Família vivia há 9 anos escondida numa cave à espera do “fim do mundo”

Família vivia há 9 anos escondida numa cave à espera do
Quinta fica na localidade de Buitenhuizerweg, em Ruinerwold, no norte da Holanda e está completamente isolada © EPA/Wilbert Bijzitter

A polícia holandesa descobriu uma família que terá passado nove anos numa cave “à espera do fim do mundo”, depois de um dos membros ter pedido ajuda num bar local.

Um homem de 25 anos apareceu num bar de Ruinerwold e, depois de beber cinco cervejas, disse que tinha fugido de uma quinta na província de Drenthe, uma aldeia próxima localizada no norte da Holanda.

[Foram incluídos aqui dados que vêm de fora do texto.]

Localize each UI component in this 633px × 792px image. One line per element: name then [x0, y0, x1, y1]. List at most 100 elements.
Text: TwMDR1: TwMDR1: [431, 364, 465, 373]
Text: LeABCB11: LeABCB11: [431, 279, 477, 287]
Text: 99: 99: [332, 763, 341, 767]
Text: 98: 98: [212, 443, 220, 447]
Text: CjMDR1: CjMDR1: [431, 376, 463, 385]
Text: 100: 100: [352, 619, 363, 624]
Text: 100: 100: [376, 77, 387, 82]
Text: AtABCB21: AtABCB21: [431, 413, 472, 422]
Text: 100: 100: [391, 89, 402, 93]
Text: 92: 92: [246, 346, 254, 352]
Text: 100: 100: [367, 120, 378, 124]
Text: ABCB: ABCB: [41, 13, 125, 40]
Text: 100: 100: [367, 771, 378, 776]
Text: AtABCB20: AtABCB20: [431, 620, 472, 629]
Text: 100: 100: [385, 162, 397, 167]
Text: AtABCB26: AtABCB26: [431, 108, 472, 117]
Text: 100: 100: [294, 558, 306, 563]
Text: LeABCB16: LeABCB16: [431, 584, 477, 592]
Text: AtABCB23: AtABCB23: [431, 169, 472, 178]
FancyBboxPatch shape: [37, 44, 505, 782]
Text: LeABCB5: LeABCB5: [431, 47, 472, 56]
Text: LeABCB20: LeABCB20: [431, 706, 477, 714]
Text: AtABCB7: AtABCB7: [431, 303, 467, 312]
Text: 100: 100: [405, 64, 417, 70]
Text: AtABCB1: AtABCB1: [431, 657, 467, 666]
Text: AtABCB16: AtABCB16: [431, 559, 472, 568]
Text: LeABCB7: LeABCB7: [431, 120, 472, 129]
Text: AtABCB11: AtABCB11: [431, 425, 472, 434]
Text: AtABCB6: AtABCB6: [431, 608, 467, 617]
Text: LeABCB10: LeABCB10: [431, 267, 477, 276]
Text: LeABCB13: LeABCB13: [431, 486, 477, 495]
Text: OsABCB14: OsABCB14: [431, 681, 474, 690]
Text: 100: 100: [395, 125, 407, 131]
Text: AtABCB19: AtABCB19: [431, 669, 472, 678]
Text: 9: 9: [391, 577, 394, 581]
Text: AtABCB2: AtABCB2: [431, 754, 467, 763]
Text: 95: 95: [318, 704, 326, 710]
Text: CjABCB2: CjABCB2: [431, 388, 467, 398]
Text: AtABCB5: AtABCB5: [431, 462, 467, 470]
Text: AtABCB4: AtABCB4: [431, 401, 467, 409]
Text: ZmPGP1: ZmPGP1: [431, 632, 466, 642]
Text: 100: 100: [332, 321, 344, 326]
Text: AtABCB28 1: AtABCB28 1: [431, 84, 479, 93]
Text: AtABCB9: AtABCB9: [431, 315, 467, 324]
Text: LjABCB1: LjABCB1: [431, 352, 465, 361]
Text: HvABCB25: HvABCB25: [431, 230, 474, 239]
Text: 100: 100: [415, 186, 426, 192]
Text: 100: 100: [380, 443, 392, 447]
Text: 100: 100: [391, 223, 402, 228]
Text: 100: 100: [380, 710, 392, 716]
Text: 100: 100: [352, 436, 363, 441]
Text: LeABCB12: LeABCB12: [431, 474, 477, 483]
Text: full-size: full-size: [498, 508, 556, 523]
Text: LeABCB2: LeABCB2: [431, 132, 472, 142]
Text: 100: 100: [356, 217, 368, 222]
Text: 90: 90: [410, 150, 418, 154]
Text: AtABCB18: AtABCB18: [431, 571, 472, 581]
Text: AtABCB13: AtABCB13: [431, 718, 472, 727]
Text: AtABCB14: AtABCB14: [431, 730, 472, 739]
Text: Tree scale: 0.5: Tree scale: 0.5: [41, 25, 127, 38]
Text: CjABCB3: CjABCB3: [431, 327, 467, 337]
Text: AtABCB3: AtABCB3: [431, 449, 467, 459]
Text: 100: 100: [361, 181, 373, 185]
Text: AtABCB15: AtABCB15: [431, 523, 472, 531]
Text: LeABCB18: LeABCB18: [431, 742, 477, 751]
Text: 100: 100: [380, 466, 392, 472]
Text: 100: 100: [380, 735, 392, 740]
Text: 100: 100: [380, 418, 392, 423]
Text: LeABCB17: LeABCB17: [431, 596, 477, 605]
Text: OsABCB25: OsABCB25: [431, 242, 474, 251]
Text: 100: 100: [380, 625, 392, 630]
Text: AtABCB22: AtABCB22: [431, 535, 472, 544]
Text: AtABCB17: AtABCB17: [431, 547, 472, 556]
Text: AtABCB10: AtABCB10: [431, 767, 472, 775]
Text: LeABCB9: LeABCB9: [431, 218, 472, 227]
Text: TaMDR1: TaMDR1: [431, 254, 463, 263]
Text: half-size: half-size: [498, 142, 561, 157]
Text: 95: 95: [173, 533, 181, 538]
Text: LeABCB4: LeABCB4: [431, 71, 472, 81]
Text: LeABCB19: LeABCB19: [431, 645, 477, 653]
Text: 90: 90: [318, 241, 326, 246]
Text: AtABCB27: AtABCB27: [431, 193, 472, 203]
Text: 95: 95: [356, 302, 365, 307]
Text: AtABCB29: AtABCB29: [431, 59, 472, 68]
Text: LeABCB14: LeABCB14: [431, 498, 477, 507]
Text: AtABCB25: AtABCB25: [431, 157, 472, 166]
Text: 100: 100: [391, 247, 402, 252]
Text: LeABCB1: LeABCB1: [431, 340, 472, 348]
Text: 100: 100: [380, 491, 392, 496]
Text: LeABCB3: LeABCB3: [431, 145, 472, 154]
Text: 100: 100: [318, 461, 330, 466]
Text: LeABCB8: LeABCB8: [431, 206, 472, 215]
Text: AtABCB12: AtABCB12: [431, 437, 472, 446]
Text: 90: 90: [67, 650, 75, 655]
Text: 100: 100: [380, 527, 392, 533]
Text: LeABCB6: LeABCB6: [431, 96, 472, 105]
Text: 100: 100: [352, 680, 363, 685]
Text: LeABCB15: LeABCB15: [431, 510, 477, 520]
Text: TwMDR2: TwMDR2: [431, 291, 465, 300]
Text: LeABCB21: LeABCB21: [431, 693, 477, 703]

Contou que mais seis pessoas, entre os 16 e os 25 anos, viviam na cave da casa há nove anos, “à espera do fim do mundo”.

O dono do proprietário do bar, Chris Westerbeek, contou à emissora RTV Drenthe: “Ele pediu cinco cervejas, bebeu-as, e eu comecei a conversar com ele. Disse que tinha fugido e que precisava de ajuda e, então, ligámos para a polícia. Explicou que tinha irmãos e irmãs a morar na fazenda, que ele era o mais velho e queria acabar com a forma como viviam”.

A existência da família foi confirmada pela polícia, que fez uma busca na quinta. Descobriram uma escada escondida atrás de um armário na sala de estar que levava a uma divisão na cave onde a família vivia.

Família vivia há 9 anos escondida numa cave à espera do "fim do mundo"
© EPA/Wilbert Bijzitter

Na chegada ao local, a polícia prendeu um homem de 58 anos, inquilino da fazenda, “por não cooperar com a investigação”. Contudo, não foi possível perceber qual era a sua ligação com a família, sendo que a polícia garante não ser o pai.

Inicialmente, assumiu-se que o homem mais velho era o pai, mas o presidente da autarquia, Roger de Groot, informou que não era o caso, que ele nem sequer era o dono da fazenda.

“Alguém nos informou que estava preocupado com as condições de vida das pessoas que viviam uma casa em Buitenhuizerweg, em Ruinerwold, e fomos lá, escreveu a polícia no Twitter, sublinhando que todos os cenários estavam em aberto e que a investigação prosseguia, explica a BBC.

“A polícia ainda tem muitas perguntas sem resposta”, disse Roger de Groot. Acrescentou que a maioria dos membros da família pareciam não estar registados nas autoridades locais.